ROSS Intelligence is the most impressive example. Their AI, Watson, interprets non-legalese questions and searches. Not only is it linguistically advanced, but it also provides summary case notes from trials and precedence. It even highlights case rulings that were disputed at the time.

Summary reports and research are usually done by a junior lawyer but, ROSS bypasses that need to give you better results with more depth. This is a worrying sign for junior associates.

Case Strategy

Legal AI has become so advanced that it is causing objections and controversy around the world.

AI bots are capable of scanning millions of judicial decisions in record times. In reviewing the previous cases of a judge, they are able to highlight tendencies, preferences and influences. The AI has even verged on predicting trial results. Due to the manipulation possible, France, Ireland and the UK have all instituted a ban on using AI to predict judge decisions.

Despite these bans, AI is having a growing input on case strategy. As AI grows and learns, case preparation duties will be dominated by AI-supplied information and strategy.

Award Valuations

Personal injury, defamation, and other cases where awards are generated have come under the microscope in recent years. Judges and injury boards are issuing exceedingly high claim awards meaning insurance costs increase in line.

To reign in the awards, AI has been considered as an unbiased evaluation alternative. The concept is that a valuation AI would streamline deliberation and standardize awards with a more equitable algorithm.

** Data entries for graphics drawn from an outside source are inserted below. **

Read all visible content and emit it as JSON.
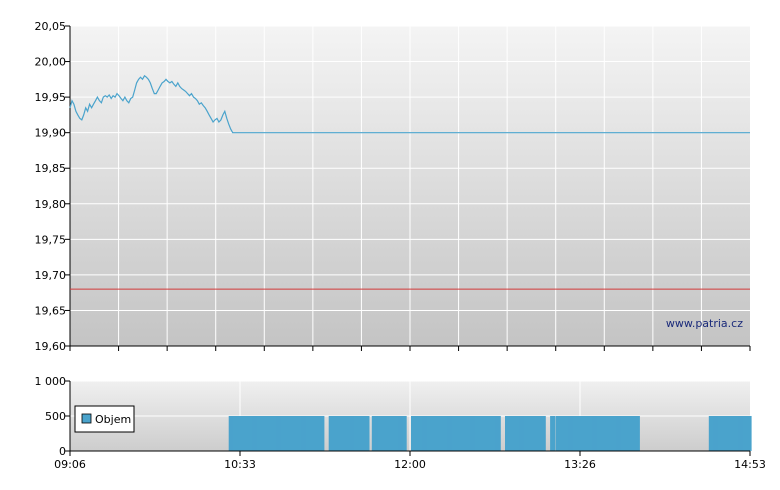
{
  "chart_data": [
    {
      "type": "line",
      "ylim": [
        19.6,
        20.05
      ],
      "y_ticks": [
        "19,60",
        "19,65",
        "19,70",
        "19,75",
        "19,80",
        "19,85",
        "19,90",
        "19,95",
        "20,00",
        "20,05"
      ],
      "x_tick_labels": [
        "09:06",
        "10:33",
        "12:00",
        "13:26",
        "14:53"
      ],
      "x_range_minutes": [
        546,
        893
      ],
      "reference_line": 19.68,
      "watermark": "www.patria.cz",
      "grid": true,
      "series": [
        {
          "color": "#4aa3cc",
          "points": [
            [
              546,
              19.935
            ],
            [
              547,
              19.945
            ],
            [
              548,
              19.94
            ],
            [
              549,
              19.93
            ],
            [
              550,
              19.925
            ],
            [
              551,
              19.92
            ],
            [
              552,
              19.918
            ],
            [
              553,
              19.925
            ],
            [
              554,
              19.935
            ],
            [
              555,
              19.93
            ],
            [
              556,
              19.94
            ],
            [
              557,
              19.935
            ],
            [
              558,
              19.94
            ],
            [
              559,
              19.945
            ],
            [
              560,
              19.95
            ],
            [
              561,
              19.945
            ],
            [
              562,
              19.942
            ],
            [
              563,
              19.95
            ],
            [
              564,
              19.952
            ],
            [
              565,
              19.95
            ],
            [
              566,
              19.953
            ],
            [
              567,
              19.948
            ],
            [
              568,
              19.952
            ],
            [
              569,
              19.95
            ],
            [
              570,
              19.955
            ],
            [
              571,
              19.952
            ],
            [
              572,
              19.948
            ],
            [
              573,
              19.945
            ],
            [
              574,
              19.95
            ],
            [
              575,
              19.945
            ],
            [
              576,
              19.942
            ],
            [
              577,
              19.948
            ],
            [
              578,
              19.95
            ],
            [
              579,
              19.96
            ],
            [
              580,
              19.97
            ],
            [
              581,
              19.975
            ],
            [
              582,
              19.978
            ],
            [
              583,
              19.975
            ],
            [
              584,
              19.98
            ],
            [
              585,
              19.978
            ],
            [
              586,
              19.975
            ],
            [
              587,
              19.97
            ],
            [
              588,
              19.962
            ],
            [
              589,
              19.955
            ],
            [
              590,
              19.955
            ],
            [
              591,
              19.96
            ],
            [
              592,
              19.965
            ],
            [
              593,
              19.97
            ],
            [
              594,
              19.972
            ],
            [
              595,
              19.975
            ],
            [
              596,
              19.972
            ],
            [
              597,
              19.97
            ],
            [
              598,
              19.972
            ],
            [
              599,
              19.968
            ],
            [
              600,
              19.965
            ],
            [
              601,
              19.97
            ],
            [
              602,
              19.965
            ],
            [
              603,
              19.962
            ],
            [
              604,
              19.96
            ],
            [
              605,
              19.958
            ],
            [
              606,
              19.955
            ],
            [
              607,
              19.952
            ],
            [
              608,
              19.955
            ],
            [
              609,
              19.95
            ],
            [
              610,
              19.948
            ],
            [
              611,
              19.945
            ],
            [
              612,
              19.94
            ],
            [
              613,
              19.942
            ],
            [
              614,
              19.938
            ],
            [
              615,
              19.935
            ],
            [
              616,
              19.93
            ],
            [
              617,
              19.925
            ],
            [
              618,
              19.92
            ],
            [
              619,
              19.915
            ],
            [
              620,
              19.918
            ],
            [
              621,
              19.92
            ],
            [
              622,
              19.915
            ],
            [
              623,
              19.918
            ],
            [
              624,
              19.925
            ],
            [
              625,
              19.93
            ],
            [
              626,
              19.92
            ],
            [
              627,
              19.912
            ],
            [
              628,
              19.905
            ],
            [
              629,
              19.9
            ],
            [
              893,
              19.9
            ]
          ]
        }
      ]
    },
    {
      "type": "bar",
      "ylim": [
        0,
        1000
      ],
      "y_ticks": [
        "0",
        "500",
        "1 000"
      ],
      "x_tick_labels": [
        "09:06",
        "10:33",
        "12:00",
        "13:26",
        "14:53"
      ],
      "legend": "Objem",
      "color": "#4aa3cc",
      "bar_value": 500,
      "bar_minutes": [
        "mixed",
        [
          [
            627,
            675
          ],
          [
            678,
            698
          ],
          [
            700,
            717
          ],
          [
            720,
            765
          ],
          [
            768,
            788
          ],
          [
            791,
            793
          ],
          [
            794,
            836
          ],
          [
            872,
            893
          ]
        ]
      ]
    }
  ]
}
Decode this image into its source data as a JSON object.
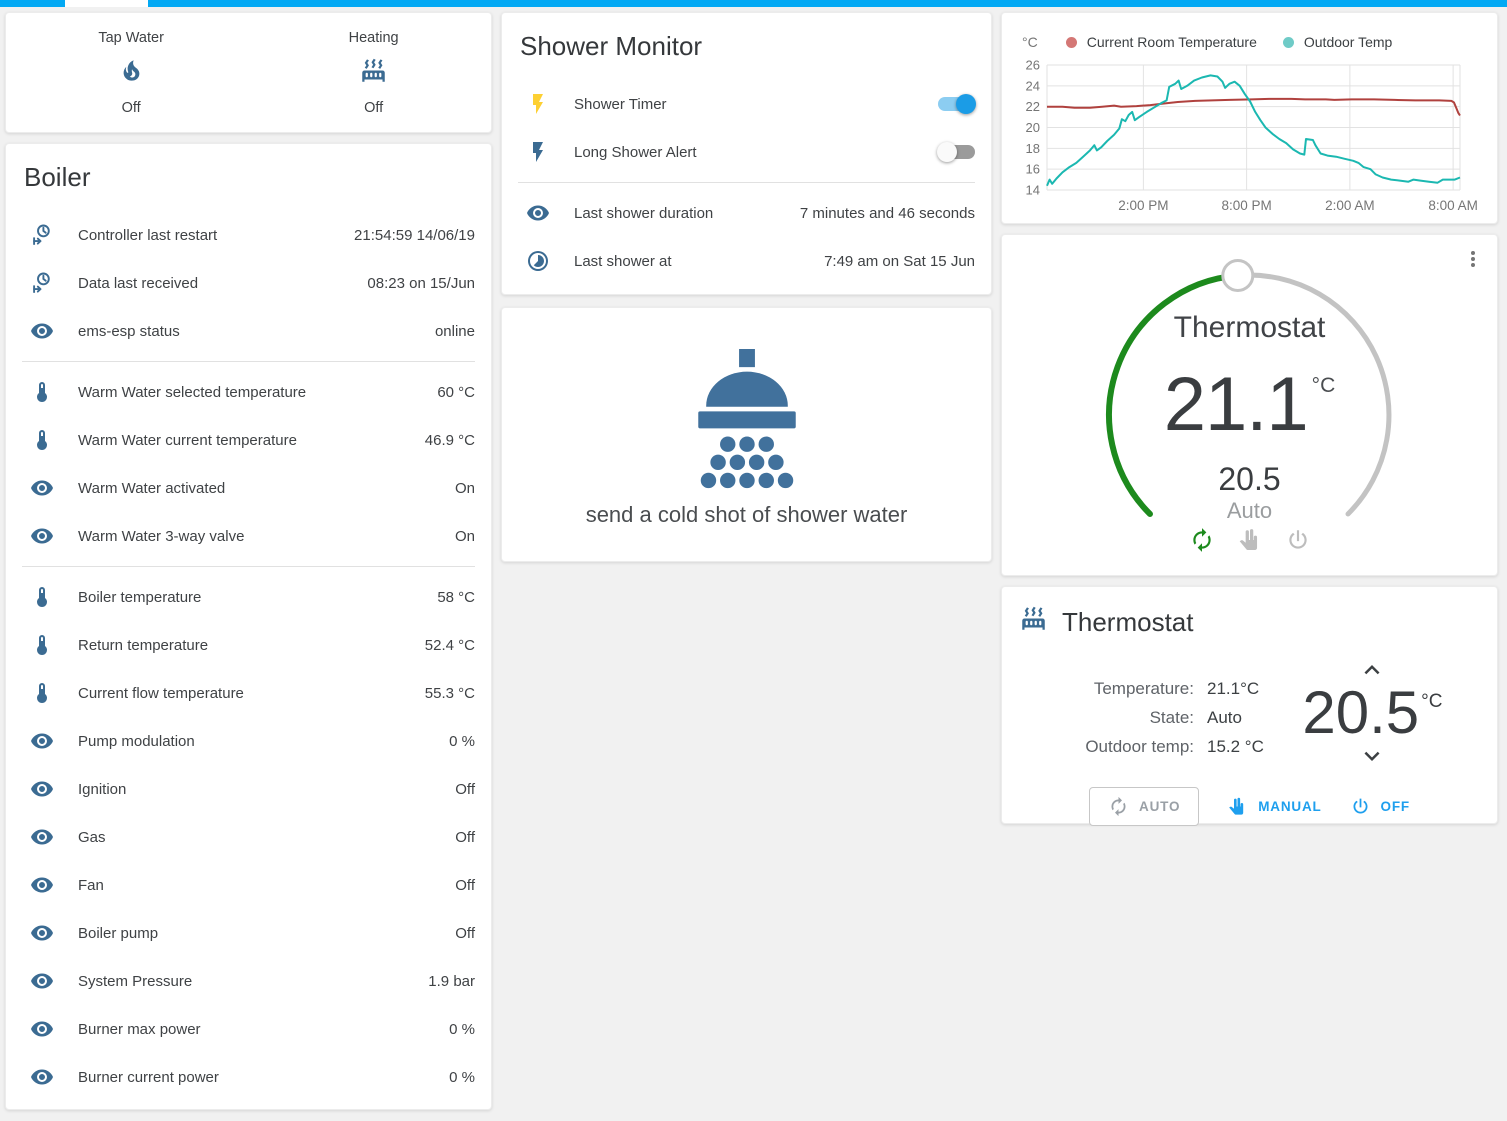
{
  "colors": {
    "accent": "#03a9f4",
    "icon_blue": "#3b6b92",
    "bolt_yellow": "#fdd033",
    "dial_active": "#1d8a1d",
    "dial_inactive": "#c3c3c3",
    "button_blue": "#1e9fee",
    "muted_gray": "#bdbdbd"
  },
  "glance": {
    "items": [
      {
        "label": "Tap Water",
        "icon": "fire-icon",
        "state": "Off"
      },
      {
        "label": "Heating",
        "icon": "radiator-icon",
        "state": "Off"
      }
    ]
  },
  "boiler": {
    "title": "Boiler",
    "sections": [
      [
        {
          "icon": "clock-start-icon",
          "label": "Controller last restart",
          "value": "21:54:59 14/06/19"
        },
        {
          "icon": "clock-start-icon",
          "label": "Data last received",
          "value": "08:23 on 15/Jun"
        },
        {
          "icon": "eye-icon",
          "label": "ems-esp status",
          "value": "online"
        }
      ],
      [
        {
          "icon": "thermometer-icon",
          "label": "Warm Water selected temperature",
          "value": "60 °C"
        },
        {
          "icon": "thermometer-icon",
          "label": "Warm Water current temperature",
          "value": "46.9 °C"
        },
        {
          "icon": "eye-icon",
          "label": "Warm Water activated",
          "value": "On"
        },
        {
          "icon": "eye-icon",
          "label": "Warm Water 3-way valve",
          "value": "On"
        }
      ],
      [
        {
          "icon": "thermometer-icon",
          "label": "Boiler temperature",
          "value": "58 °C"
        },
        {
          "icon": "thermometer-icon",
          "label": "Return temperature",
          "value": "52.4 °C"
        },
        {
          "icon": "thermometer-icon",
          "label": "Current flow temperature",
          "value": "55.3 °C"
        },
        {
          "icon": "eye-icon",
          "label": "Pump modulation",
          "value": "0 %"
        },
        {
          "icon": "eye-icon",
          "label": "Ignition",
          "value": "Off"
        },
        {
          "icon": "eye-icon",
          "label": "Gas",
          "value": "Off"
        },
        {
          "icon": "eye-icon",
          "label": "Fan",
          "value": "Off"
        },
        {
          "icon": "eye-icon",
          "label": "Boiler pump",
          "value": "Off"
        },
        {
          "icon": "eye-icon",
          "label": "System Pressure",
          "value": "1.9 bar"
        },
        {
          "icon": "eye-icon",
          "label": "Burner max power",
          "value": "0 %"
        },
        {
          "icon": "eye-icon",
          "label": "Burner current power",
          "value": "0 %"
        }
      ]
    ]
  },
  "shower_monitor": {
    "title": "Shower Monitor",
    "toggles": [
      {
        "icon": "flash-icon",
        "icon_color": "#fdd033",
        "label": "Shower Timer",
        "state": "on"
      },
      {
        "icon": "flash-icon",
        "icon_color": "#3b6b92",
        "label": "Long Shower Alert",
        "state": "off"
      }
    ],
    "info": [
      {
        "icon": "eye-icon",
        "label": "Last shower duration",
        "value": "7 minutes and 46 seconds"
      },
      {
        "icon": "timelapse-icon",
        "label": "Last shower at",
        "value": "7:49 am on Sat 15 Jun"
      }
    ]
  },
  "shower_action": {
    "icon": "shower-head-icon",
    "label": "send a cold shot of shower water"
  },
  "chart_data": {
    "type": "line",
    "title": "",
    "ylabel_unit": "°C",
    "ylim": [
      14,
      26
    ],
    "ytick_step": 2,
    "x_range_hours": [
      8.4,
      32.4
    ],
    "xticks": [
      {
        "t": 14,
        "label": "2:00 PM"
      },
      {
        "t": 20,
        "label": "8:00 PM"
      },
      {
        "t": 26,
        "label": "2:00 AM"
      },
      {
        "t": 32,
        "label": "8:00 AM"
      }
    ],
    "grid": true,
    "legend_position": "top",
    "series": [
      {
        "name": "Current Room Temperature",
        "color": "#b0413e",
        "legend_color": "#d47775",
        "points": [
          [
            8.4,
            22.0
          ],
          [
            9.3,
            22.0
          ],
          [
            10.0,
            21.9
          ],
          [
            10.9,
            21.9
          ],
          [
            11.6,
            22.0
          ],
          [
            12.3,
            22.1
          ],
          [
            12.7,
            22.0
          ],
          [
            13.6,
            22.05
          ],
          [
            14.4,
            22.15
          ],
          [
            15.2,
            22.3
          ],
          [
            16.0,
            22.45
          ],
          [
            17.0,
            22.55
          ],
          [
            18.0,
            22.6
          ],
          [
            19.0,
            22.65
          ],
          [
            20.3,
            22.7
          ],
          [
            21.3,
            22.75
          ],
          [
            22.6,
            22.75
          ],
          [
            23.4,
            22.7
          ],
          [
            24.6,
            22.7
          ],
          [
            25.1,
            22.65
          ],
          [
            26.1,
            22.7
          ],
          [
            27.4,
            22.7
          ],
          [
            28.6,
            22.65
          ],
          [
            29.8,
            22.6
          ],
          [
            31.2,
            22.6
          ],
          [
            31.9,
            22.55
          ],
          [
            32.05,
            22.4
          ],
          [
            32.2,
            21.8
          ],
          [
            32.3,
            21.4
          ],
          [
            32.4,
            21.15
          ]
        ]
      },
      {
        "name": "Outdoor Temp",
        "color": "#1bb8b1",
        "legend_color": "#6fcbc7",
        "points": [
          [
            8.4,
            14.4
          ],
          [
            8.55,
            15.0
          ],
          [
            8.7,
            14.6
          ],
          [
            8.95,
            15.1
          ],
          [
            9.3,
            15.7
          ],
          [
            9.7,
            16.2
          ],
          [
            10.1,
            16.6
          ],
          [
            10.5,
            17.2
          ],
          [
            10.9,
            17.8
          ],
          [
            11.15,
            18.3
          ],
          [
            11.3,
            17.8
          ],
          [
            11.55,
            18.1
          ],
          [
            11.9,
            18.7
          ],
          [
            12.3,
            19.3
          ],
          [
            12.6,
            19.9
          ],
          [
            12.75,
            20.8
          ],
          [
            12.95,
            20.6
          ],
          [
            13.15,
            21.2
          ],
          [
            13.35,
            21.5
          ],
          [
            13.5,
            20.7
          ],
          [
            13.75,
            21.0
          ],
          [
            14.2,
            21.5
          ],
          [
            14.7,
            22.0
          ],
          [
            15.1,
            22.4
          ],
          [
            15.35,
            22.6
          ],
          [
            15.5,
            23.9
          ],
          [
            15.85,
            24.2
          ],
          [
            16.05,
            24.5
          ],
          [
            16.2,
            23.7
          ],
          [
            16.55,
            24.0
          ],
          [
            16.95,
            24.5
          ],
          [
            17.4,
            24.8
          ],
          [
            17.9,
            25.0
          ],
          [
            18.3,
            24.9
          ],
          [
            18.6,
            24.4
          ],
          [
            18.75,
            23.8
          ],
          [
            19.0,
            24.2
          ],
          [
            19.3,
            24.4
          ],
          [
            19.6,
            24.0
          ],
          [
            19.9,
            23.2
          ],
          [
            20.2,
            22.5
          ],
          [
            20.5,
            21.5
          ],
          [
            20.8,
            20.7
          ],
          [
            21.1,
            20.0
          ],
          [
            21.5,
            19.4
          ],
          [
            21.9,
            18.9
          ],
          [
            22.3,
            18.5
          ],
          [
            22.7,
            17.9
          ],
          [
            23.1,
            17.5
          ],
          [
            23.35,
            17.4
          ],
          [
            23.45,
            18.9
          ],
          [
            23.85,
            18.8
          ],
          [
            24.0,
            18.3
          ],
          [
            24.3,
            17.5
          ],
          [
            24.7,
            17.3
          ],
          [
            25.2,
            17.2
          ],
          [
            25.7,
            17.0
          ],
          [
            26.2,
            16.8
          ],
          [
            26.5,
            16.6
          ],
          [
            26.8,
            16.2
          ],
          [
            27.2,
            16.0
          ],
          [
            27.5,
            15.5
          ],
          [
            27.9,
            15.2
          ],
          [
            28.4,
            15.0
          ],
          [
            28.9,
            14.9
          ],
          [
            29.4,
            14.8
          ],
          [
            29.7,
            15.0
          ],
          [
            30.1,
            14.9
          ],
          [
            30.6,
            14.8
          ],
          [
            31.1,
            14.7
          ],
          [
            31.4,
            15.0
          ],
          [
            31.8,
            15.0
          ],
          [
            32.1,
            15.0
          ],
          [
            32.4,
            15.2
          ]
        ]
      }
    ]
  },
  "dial": {
    "title": "Thermostat",
    "current": "21.1",
    "unit": "°C",
    "target": "20.5",
    "mode": "Auto",
    "modes": [
      {
        "name": "auto",
        "icon": "autorenew-icon",
        "active": true
      },
      {
        "name": "manual",
        "icon": "hand-icon",
        "active": false
      },
      {
        "name": "off",
        "icon": "power-icon",
        "active": false
      }
    ]
  },
  "thermostat": {
    "title": "Thermostat",
    "icon": "radiator-icon",
    "info": [
      {
        "label": "Temperature:",
        "value": "21.1°C"
      },
      {
        "label": "State:",
        "value": "Auto"
      },
      {
        "label": "Outdoor temp:",
        "value": "15.2 °C"
      }
    ],
    "target": "20.5",
    "unit": "°C",
    "buttons": [
      {
        "label": "AUTO",
        "icon": "autorenew-icon",
        "style": "outlined"
      },
      {
        "label": "MANUAL",
        "icon": "hand-icon",
        "style": "text"
      },
      {
        "label": "OFF",
        "icon": "power-icon",
        "style": "text"
      }
    ]
  }
}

It hasn’t happened just yet but if, and when, it does, this will certainly see a dramatically reduced demand for lawyers. There will be fewer opportunities for attorneys to persuade judges based on emotional testimony and pain and suffering determinations.

Final Thoughts

AI, machine learning, automation and advanced technologies continue to disrupt the legal industry. Every day the ABA approves pioneering tech to augment legal abilities. With each new software, AI eats into the tasks that humans are responsible for.

Deloitte may predict the loss of 100,000 legal jobs but that might not even be half of the real numbers. There are 1.3 million US lawyers and every one of them faces the scope creep of AI. The reality, however, is that rather than replacing lawyers, technology will free attorney schedules from inefficiency. With luck, it will create far more cost-effective processes in a traditionally antiquated legal sector.